To view the contents of a Toolkit's data model you need to render it. On this page we discuss rendering with the "vanilla" Toolkit, ie. not using any library integration, but the concepts discussed here are relevant to all of the library integrations.

The key piece to keep in mind is that we call render on a Toolkit instance with an object conforming to the SurfaceRenderOptions interface, and in any of the library integrations when you see a reference to "render params", that will be an object conforming to that interface (or, in some cases, an extension of the interface with minor changes to better fit with the library in question).

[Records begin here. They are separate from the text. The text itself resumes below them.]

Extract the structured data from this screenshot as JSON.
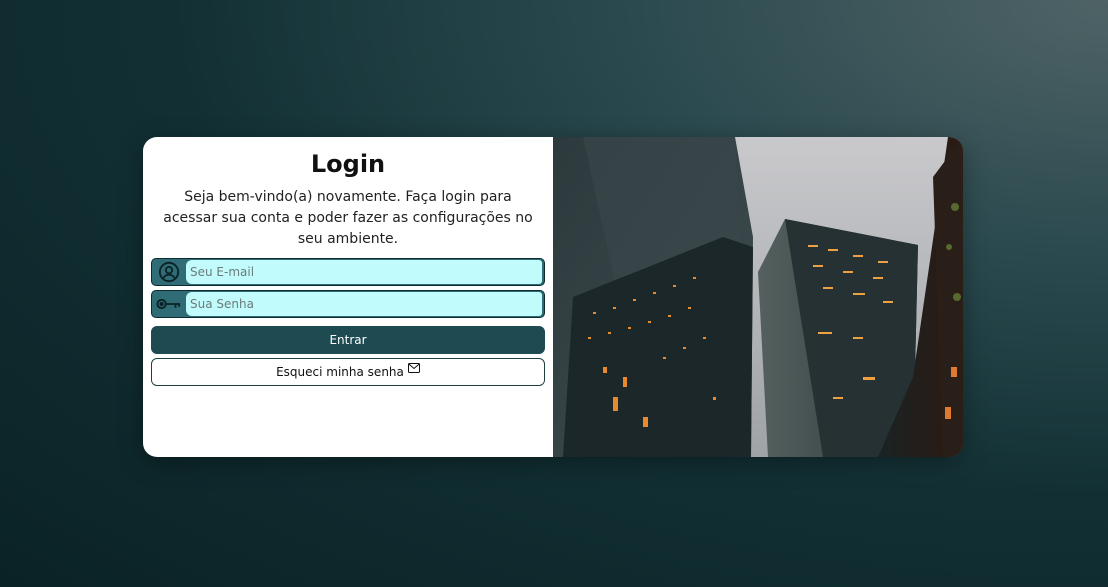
{
  "login": {
    "title": "Login",
    "subtitle": "Seja bem-vindo(a) novamente. Faça login para acessar sua conta e poder fazer as configurações no seu ambiente.",
    "email_placeholder": "Seu E-mail",
    "email_value": "",
    "password_placeholder": "Sua Senha",
    "password_value": "",
    "submit_label": "Entrar",
    "forgot_label": "Esqueci minha senha"
  },
  "icons": {
    "email": "user-circle-icon",
    "password": "key-icon",
    "forgot": "envelope-icon"
  },
  "colors": {
    "primary": "#1e4a51",
    "field_frame": "#2f6c76",
    "input_bg": "#c2fbfb",
    "card_bg": "#ffffff"
  },
  "image": {
    "description": "skyscrapers photo"
  }
}
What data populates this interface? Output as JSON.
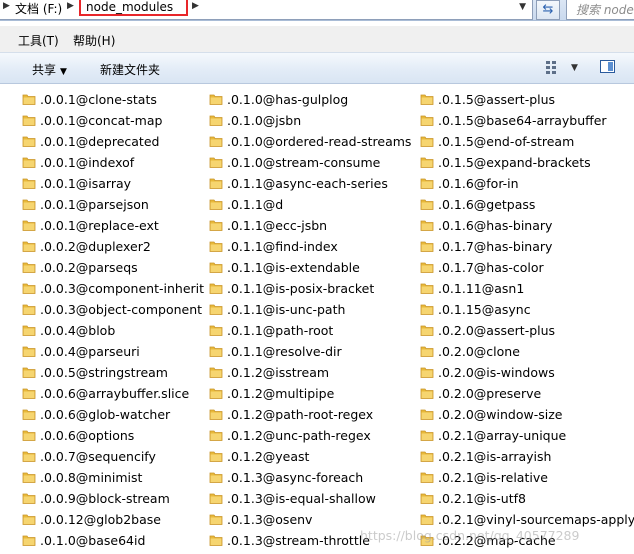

The return value of a render call is a Surface widget. The surface component provides a pannable/zoomable canvas in which your UI can be rendered. It has a full suite of methods to assist in configuring the display and in navigating your way around, including the ability to zoom in to specific vertices or to the entire dataset, center the display on some vertex or group of vertices, and lots more. The canvas also offers the ability to clamp its movement so that whenever a user is panning or zooming the display there is always some portion of the content visible to the user, and there are methods available to assist in mapping coordinates from the page space to the surface's viewport.


A basic example:

import { newInstance, AbsoluteLayout, EVENT_CANVAS_CLICK } from "@jsplumbtoolkit/browser-ui"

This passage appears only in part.